New developments in cancer research
Map 1 of 6
Progress in the field. In recent years, advances in research have changed the way cancer is treated. Here are some recent updates:
Chemotherapy. A quiet revolution is underway in cancer treatment: a growing number of patients, especially those with breast and lung cancer, are sparing the dreaded treatment in favor of other options.
Leukemia. After receiving a new treatment called CAR T-cell therapy more than a decade ago, two patients with chronic lymphocytic leukemia saw the blood cancer disappear. Their cases offer hope for people with the disease and create some new mysteries.
esophageal cancer. Nivolumab, a drug that unleashes the immune system, was found to extend survival times in patients with the disease who participated in a large clinical trial. Esophageal cancer is the seventh most common cancer in the world.
Illumina bets on the courts and their history of pro-suspect rulings. In its response to the FTC complaint, Illumina noted that the commission and the Justice Department “have not successfully imposed a vertical merger in over 40 years.” It added, “There’s a reason for that track record.”
Illumina has an energetic salesperson for the deal in 51-year-old chief executive, Francis deSouza. He has spoken with regulators, investors and members of Congress. Some conversations were via video calls, but many were in person, including trips to Brussels, Washington and New York, with stacks of meetings and rapid Covid testing in between.
“There’s a lot at stake here,” said Mr. deSouza. “We think this technology can change lives.”

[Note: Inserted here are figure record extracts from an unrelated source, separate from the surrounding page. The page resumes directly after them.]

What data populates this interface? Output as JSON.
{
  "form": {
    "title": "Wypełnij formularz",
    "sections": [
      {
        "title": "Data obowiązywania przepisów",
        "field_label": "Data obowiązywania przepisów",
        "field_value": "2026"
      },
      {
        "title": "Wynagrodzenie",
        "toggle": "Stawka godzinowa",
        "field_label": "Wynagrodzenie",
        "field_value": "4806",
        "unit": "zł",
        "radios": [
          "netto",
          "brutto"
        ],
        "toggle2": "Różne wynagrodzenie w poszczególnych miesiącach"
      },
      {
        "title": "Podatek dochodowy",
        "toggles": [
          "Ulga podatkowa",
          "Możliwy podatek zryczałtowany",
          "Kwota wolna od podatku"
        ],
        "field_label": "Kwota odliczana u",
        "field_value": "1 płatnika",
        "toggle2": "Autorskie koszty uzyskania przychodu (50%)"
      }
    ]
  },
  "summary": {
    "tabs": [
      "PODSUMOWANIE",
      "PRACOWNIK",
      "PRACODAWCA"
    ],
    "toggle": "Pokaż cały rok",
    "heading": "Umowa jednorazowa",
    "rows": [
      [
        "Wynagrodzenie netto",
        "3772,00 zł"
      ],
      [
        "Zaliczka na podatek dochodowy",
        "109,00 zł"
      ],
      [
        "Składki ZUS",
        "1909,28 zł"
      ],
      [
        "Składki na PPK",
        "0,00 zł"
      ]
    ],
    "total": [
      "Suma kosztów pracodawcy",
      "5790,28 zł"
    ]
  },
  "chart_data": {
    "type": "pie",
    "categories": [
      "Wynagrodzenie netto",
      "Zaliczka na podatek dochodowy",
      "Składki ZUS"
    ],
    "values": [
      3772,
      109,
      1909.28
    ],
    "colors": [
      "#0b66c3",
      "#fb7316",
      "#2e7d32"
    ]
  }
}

Illumina, he said, has the financial resources and expertise to accelerate the development and application of the Grail blood test. Illumina sells in 140 countries and has expert medical regulatory and reimbursement teams.
Accelerating the use of Grail, Illumina argues, could save thousands of lives from the early detection of cancers such as pancreatic, head and neck and ovarian, which are often diagnosed when the cancer is advanced and death rates are higher.

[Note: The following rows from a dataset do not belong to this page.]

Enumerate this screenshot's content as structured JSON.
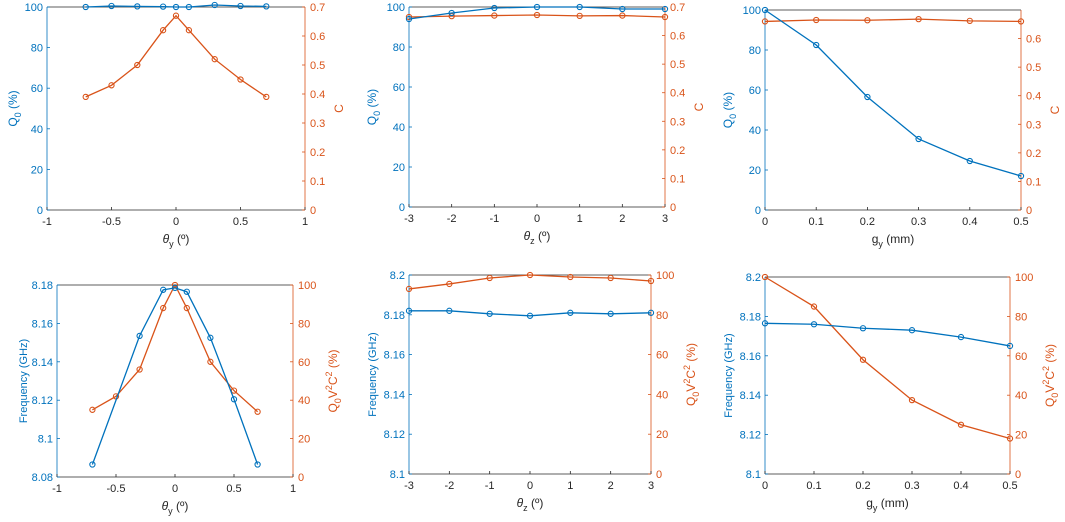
{
  "colors": {
    "left": "#0072BD",
    "right": "#D95319",
    "axis": "#262626"
  },
  "chart_data": [
    {
      "type": "line",
      "x": [
        -0.7,
        -0.5,
        -0.3,
        -0.1,
        0,
        0.1,
        0.3,
        0.5,
        0.7
      ],
      "xlim": [
        -1,
        1
      ],
      "xticks": [
        "-1",
        "-0.5",
        "0",
        "0.5",
        "1"
      ],
      "xlabel": "θy (º)",
      "left": {
        "label": "Q0 (%)",
        "ylim": [
          0,
          100
        ],
        "ticks": [
          "0",
          "20",
          "40",
          "60",
          "80",
          "100"
        ],
        "values": [
          100,
          100.5,
          100.3,
          100.2,
          100,
          100,
          101,
          100.5,
          100.3
        ]
      },
      "right": {
        "label": "C",
        "ylim": [
          0,
          0.7
        ],
        "ticks": [
          "0",
          "0.1",
          "0.2",
          "0.3",
          "0.4",
          "0.5",
          "0.6",
          "0.7"
        ],
        "values": [
          0.39,
          0.43,
          0.5,
          0.62,
          0.67,
          0.62,
          0.52,
          0.45,
          0.39
        ]
      }
    },
    {
      "type": "line",
      "x": [
        -3,
        -2,
        -1,
        0,
        1,
        2,
        3
      ],
      "xlim": [
        -3,
        3
      ],
      "xticks": [
        "-3",
        "-2",
        "-1",
        "0",
        "1",
        "2",
        "3"
      ],
      "xlabel": "θz (º)",
      "left": {
        "label": "Q0 (%)",
        "ylim": [
          0,
          100
        ],
        "ticks": [
          "0",
          "20",
          "40",
          "60",
          "80",
          "100"
        ],
        "values": [
          94,
          97,
          99.5,
          100,
          100,
          99,
          99
        ]
      },
      "right": {
        "label": "C",
        "ylim": [
          0,
          0.7
        ],
        "ticks": [
          "0",
          "0.1",
          "0.2",
          "0.3",
          "0.4",
          "0.5",
          "0.6",
          "0.7"
        ],
        "values": [
          0.665,
          0.668,
          0.67,
          0.672,
          0.669,
          0.67,
          0.665
        ]
      }
    },
    {
      "type": "line",
      "x": [
        0,
        0.1,
        0.2,
        0.3,
        0.4,
        0.5
      ],
      "xlim": [
        0,
        0.5
      ],
      "xticks": [
        "0",
        "0.1",
        "0.2",
        "0.3",
        "0.4",
        "0.5"
      ],
      "xlabel": "gy (mm)",
      "left": {
        "label": "Q0 (%)",
        "ylim": [
          0,
          100
        ],
        "ticks": [
          "0",
          "20",
          "40",
          "60",
          "80",
          "100"
        ],
        "values": [
          100,
          82.5,
          56.5,
          35.5,
          24.5,
          17
        ]
      },
      "right": {
        "label": "C",
        "ylim": [
          0,
          0.7
        ],
        "ticks": [
          "0",
          "0.1",
          "0.2",
          "0.3",
          "0.4",
          "0.5",
          "0.6"
        ],
        "values": [
          0.66,
          0.665,
          0.664,
          0.668,
          0.662,
          0.66
        ]
      }
    },
    {
      "type": "line",
      "x": [
        -0.7,
        -0.3,
        -0.1,
        0,
        0.1,
        0.3,
        0.5,
        0.7
      ],
      "xlim": [
        -1,
        1
      ],
      "xticks": [
        "-1",
        "-0.5",
        "0",
        "0.5",
        "1"
      ],
      "xlabel": "θy (º)",
      "left": {
        "label": "Frequency (GHz)",
        "ylim": [
          8.08,
          8.18
        ],
        "ticks": [
          "8.08",
          "8.1",
          "8.12",
          "8.14",
          "8.16",
          "8.18"
        ],
        "values": [
          8.0865,
          8.1535,
          8.1775,
          8.1785,
          8.1765,
          8.1525,
          8.1205,
          8.0865
        ]
      },
      "right": {
        "label": "Q0V2C2 (%)",
        "ylim": [
          0,
          100
        ],
        "ticks": [
          "0",
          "20",
          "40",
          "60",
          "80",
          "100"
        ],
        "x": [
          -0.7,
          -0.5,
          -0.3,
          -0.1,
          0,
          0.1,
          0.3,
          0.5,
          0.7
        ],
        "values": [
          35,
          42,
          56,
          88,
          100,
          88,
          60,
          45,
          34
        ]
      }
    },
    {
      "type": "line",
      "x": [
        -3,
        -2,
        -1,
        0,
        1,
        2,
        3
      ],
      "xlim": [
        -3,
        3
      ],
      "xticks": [
        "-3",
        "-2",
        "-1",
        "0",
        "1",
        "2",
        "3"
      ],
      "xlabel": "θz (º)",
      "left": {
        "label": "Frequency (GHz)",
        "ylim": [
          8.1,
          8.2
        ],
        "ticks": [
          "8.1",
          "8.12",
          "8.14",
          "8.16",
          "8.18",
          "8.2"
        ],
        "values": [
          8.182,
          8.182,
          8.1805,
          8.1795,
          8.181,
          8.1805,
          8.181
        ]
      },
      "right": {
        "label": "Q0V2C2 (%)",
        "ylim": [
          0,
          100
        ],
        "ticks": [
          "0",
          "20",
          "40",
          "60",
          "80",
          "100"
        ],
        "values": [
          93,
          95.5,
          98.5,
          100,
          99,
          98.5,
          97
        ]
      }
    },
    {
      "type": "line",
      "x": [
        0,
        0.1,
        0.2,
        0.3,
        0.4,
        0.5
      ],
      "xlim": [
        0,
        0.5
      ],
      "xticks": [
        "0",
        "0.1",
        "0.2",
        "0.3",
        "0.4",
        "0.5"
      ],
      "xlabel": "gy (mm)",
      "left": {
        "label": "Frequency (GHz)",
        "ylim": [
          8.1,
          8.2
        ],
        "ticks": [
          "8.1",
          "8.12",
          "8.14",
          "8.16",
          "8.18",
          "8.2"
        ],
        "values": [
          8.1765,
          8.176,
          8.174,
          8.173,
          8.1695,
          8.165
        ]
      },
      "right": {
        "label": "Q0V2C2 (%)",
        "ylim": [
          0,
          100
        ],
        "ticks": [
          "0",
          "20",
          "40",
          "60",
          "80",
          "100"
        ],
        "values": [
          100,
          85,
          58,
          37.5,
          25,
          18
        ]
      }
    }
  ]
}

Grail started within Illumina. In 2013, Dr. Meredith Halks-Miller, a pathologist, examined prenatal blood tests for abnormalities. She discovered DNA fragments that were cancer signals in the blood of some mothers. Ultimately, further tests confirmed the discovery.
In 2016, Illumina continued Grail as a cancer test development startup. It raised $1.9 billion from investors including Jeff Bezos and Bill Gates. Graal was preparing to go public in 2020. Then Illumina came in and offered more than Grail would likely yield in a public offering.

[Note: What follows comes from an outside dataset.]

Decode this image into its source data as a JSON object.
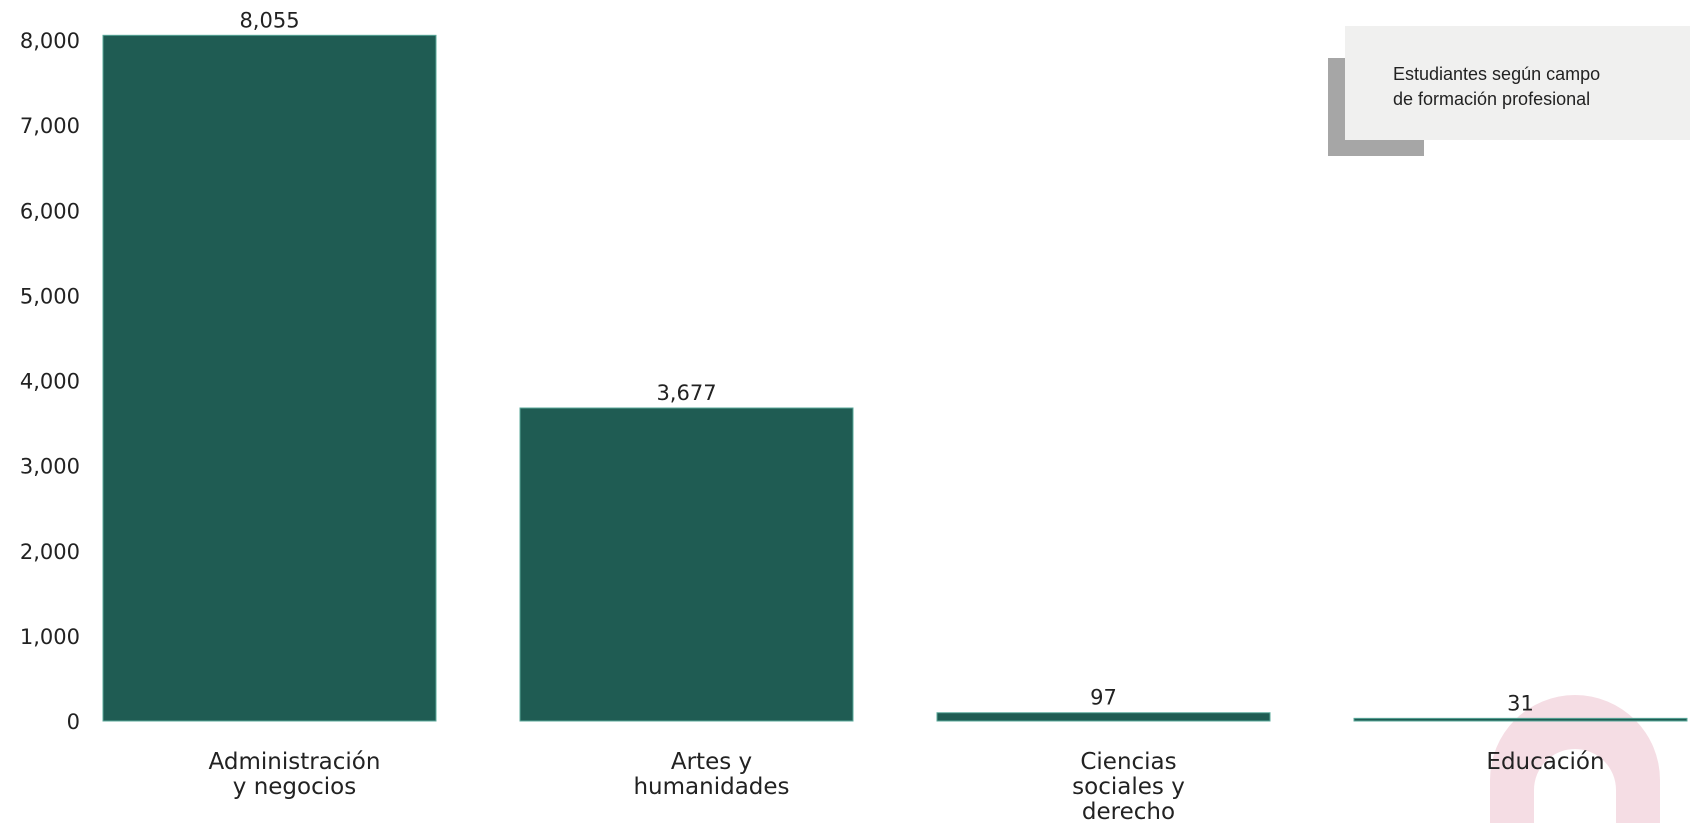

Illumina has promised that all Grail rivals will receive the same access and prices for the sequencing as other customers. Sequencing prices — currently $600 per genome, less than $150,000 in 2007 — will continue to fall, the company promises.
Gene sequencing, Mr. deSouza said, is and will remain the core business of the company. He points to prenatal blood testing, where Illumina has a business but sells eight times as many sequencers to other companies in that market as it does in its own testing.
The FTC is not convinced. Going forward, the multi-cancer blood test market will grow so large that Illumina, the commission said, will have “the incentive to kill or take out Grail’s emerging rivals.”
For Grail, early clinical trials have been encouraging.
dr. Tomasz Beer, deputy director of the Knight Cancer Institute at Oregon Health and Science University, led a study of more than 6,600 adults age 50 and older who had no current cancer diagnosis at the start of the study. The Grail test accurately detected 29 cancers, with no high false positive rates. Once it detected cancer, the Grail test found the affected organ 96 percent of the time.
“Where this field will shake out is hard to know,” said Dr. Bear. “But this approach has a lot of underlying scientific promise.”